Attention Configuration¶
spectrans.config.layers.attention ¶
Configuration models for attention layer components.
This module provides Pydantic models for validating and typing configuration data used to construct attention layers in spectrans.
Classes:
| Name | Description |
|---|---|
SpectralAttentionConfig |
Configuration for Spectral Attention layer with Random Fourier Features. |
LSTAttentionConfig |
Configuration for Linear Spectral Transform Attention layer. |
DCTAttentionConfig |
Configuration for DCT-based attention layer. |
HadamardAttentionConfig |
Configuration for Hadamard-based attention layer. |
MixedTransformAttentionConfig |
Configuration for mixed transform attention layer. |
Notes
All configuration models use Pydantic v2 BaseModel for validation and type safety.

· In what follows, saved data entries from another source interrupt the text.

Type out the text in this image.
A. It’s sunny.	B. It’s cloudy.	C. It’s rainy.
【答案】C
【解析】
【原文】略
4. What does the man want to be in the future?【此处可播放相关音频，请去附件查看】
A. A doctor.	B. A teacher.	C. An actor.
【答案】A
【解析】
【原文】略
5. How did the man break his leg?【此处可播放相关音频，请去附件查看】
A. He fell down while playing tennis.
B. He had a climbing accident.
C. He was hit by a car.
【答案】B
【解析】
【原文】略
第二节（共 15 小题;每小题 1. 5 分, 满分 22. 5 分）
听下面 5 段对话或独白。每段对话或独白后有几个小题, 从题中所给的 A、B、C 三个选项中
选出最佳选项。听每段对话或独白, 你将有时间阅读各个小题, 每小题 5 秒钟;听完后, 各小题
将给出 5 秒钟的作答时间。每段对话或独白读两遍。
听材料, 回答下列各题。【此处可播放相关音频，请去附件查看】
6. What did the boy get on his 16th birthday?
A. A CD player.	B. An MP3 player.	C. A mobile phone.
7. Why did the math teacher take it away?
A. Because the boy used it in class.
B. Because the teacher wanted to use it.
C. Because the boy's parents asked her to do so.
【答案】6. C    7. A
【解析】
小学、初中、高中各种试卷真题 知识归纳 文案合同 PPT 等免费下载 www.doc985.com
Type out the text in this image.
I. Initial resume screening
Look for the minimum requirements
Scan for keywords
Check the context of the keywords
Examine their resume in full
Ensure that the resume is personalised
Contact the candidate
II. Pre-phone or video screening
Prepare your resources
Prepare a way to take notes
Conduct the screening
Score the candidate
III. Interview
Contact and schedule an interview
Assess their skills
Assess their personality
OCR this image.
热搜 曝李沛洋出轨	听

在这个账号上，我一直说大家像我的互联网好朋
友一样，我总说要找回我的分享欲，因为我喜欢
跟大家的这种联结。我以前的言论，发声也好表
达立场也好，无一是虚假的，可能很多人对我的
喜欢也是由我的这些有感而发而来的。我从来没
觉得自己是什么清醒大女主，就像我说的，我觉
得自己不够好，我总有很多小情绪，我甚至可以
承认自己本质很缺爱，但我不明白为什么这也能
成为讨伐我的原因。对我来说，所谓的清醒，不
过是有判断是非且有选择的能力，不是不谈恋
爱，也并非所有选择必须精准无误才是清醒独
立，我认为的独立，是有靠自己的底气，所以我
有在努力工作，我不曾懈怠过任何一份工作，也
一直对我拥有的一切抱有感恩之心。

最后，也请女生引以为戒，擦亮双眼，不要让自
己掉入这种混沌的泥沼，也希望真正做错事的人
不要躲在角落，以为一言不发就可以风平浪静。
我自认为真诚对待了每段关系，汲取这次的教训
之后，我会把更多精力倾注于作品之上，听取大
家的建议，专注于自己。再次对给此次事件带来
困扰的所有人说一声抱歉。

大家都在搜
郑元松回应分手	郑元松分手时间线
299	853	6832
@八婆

Attention layer configurations inherit from AttentionLayerConfig in the parent core module.
Examples:
>>> from spectrans.config.layers.attention import SpectralAttentionConfig
>>> config = SpectralAttentionConfig(
... hidden_dim=768,
... num_heads=8,
... num_features=256
... )
>>> print(config.kernel_type)
'softmax'
Classes¶
SpectralAttentionConfig ¶
Bases: AttentionLayerConfig
Configuration for Spectral Attention with Random Fourier Features.
Attributes:
| Name | Type | Description |
|---|---|---|
num_features |
int | None
|
Number of random Fourier features, defaults to None (uses head_dim). |
kernel_type |
KernelType
|
Type of kernel ('gaussian' or 'softmax'), defaults to 'softmax'. |
use_orthogonal |
bool
|
Whether to use orthogonal random features, defaults to True. |
feature_redraw |
bool
|
Whether to redraw features during training, defaults to False. |
use_bias |
bool
|
Whether to use bias in projections, defaults to True. |
LSTAttentionConfig ¶
Bases: AttentionLayerConfig
Configuration for Linear Spectral Transform Attention.
Attributes:
| Name | Type | Description |
|---|---|---|
transform_type |
TransformLSTType
|
Type of spectral transform ('dct', 'dst', 'hadamard', 'mixed'), defaults to 'dct'. |
learnable_scale |
bool
|
Whether to use learnable diagonal scaling, defaults to True. |
normalize |
bool
|
Whether to normalize transform output, defaults to True. |
use_bias |
bool
|
Whether to use bias in projections, defaults to True. |
DCTAttentionConfig ¶
Bases: AttentionLayerConfig
Configuration for DCT-based attention layer.
Attributes:
| Name | Type | Description |
|---|---|---|
dct_type |
int
|
Type of DCT transform (typically 2), defaults to 2. |
learnable_scale |
bool
|
Whether to use learnable diagonal scaling, defaults to True. |
HadamardAttentionConfig ¶
Bases: AttentionLayerConfig
Configuration for Hadamard-based attention layer.
Attributes:
| Name | Type | Description |
|---|---|---|
scale_by_sqrt |
bool
|
Whether to scale by sqrt(n), defaults to True. |
learnable_scale |
bool
|
Whether to use learnable diagonal scaling, defaults to True. |
MixedTransformAttentionConfig ¶
Bases: AttentionLayerConfig
Configuration for mixed transform attention layer.
Attributes:
| Name | Type | Description |
|---|---|---|
use_fft |
bool
|
Whether to use FFT transforms, defaults to True. |
use_dct |
bool
|
Whether to use DCT transforms, defaults to True. |
use_hadamard |
bool
|
Whether to use Hadamard transforms, defaults to True. |
SpectralKernelAttentionConfig ¶
Bases: AttentionLayerConfig
Configuration for spectral kernel attention.
Attributes:
| Name | Type | Description |
|---|---|---|
kernel_type |
SpectralKernelType
|
Type of spectral kernel ('gaussian', 'polynomial', 'spectral'), defaults to 'gaussian'. |
rank |
int | None
|
Rank for low-rank approximation, defaults to None (uses min(64, head_dim)). |
num_features |
int | None
|
Number of features for approximation, defaults to None. |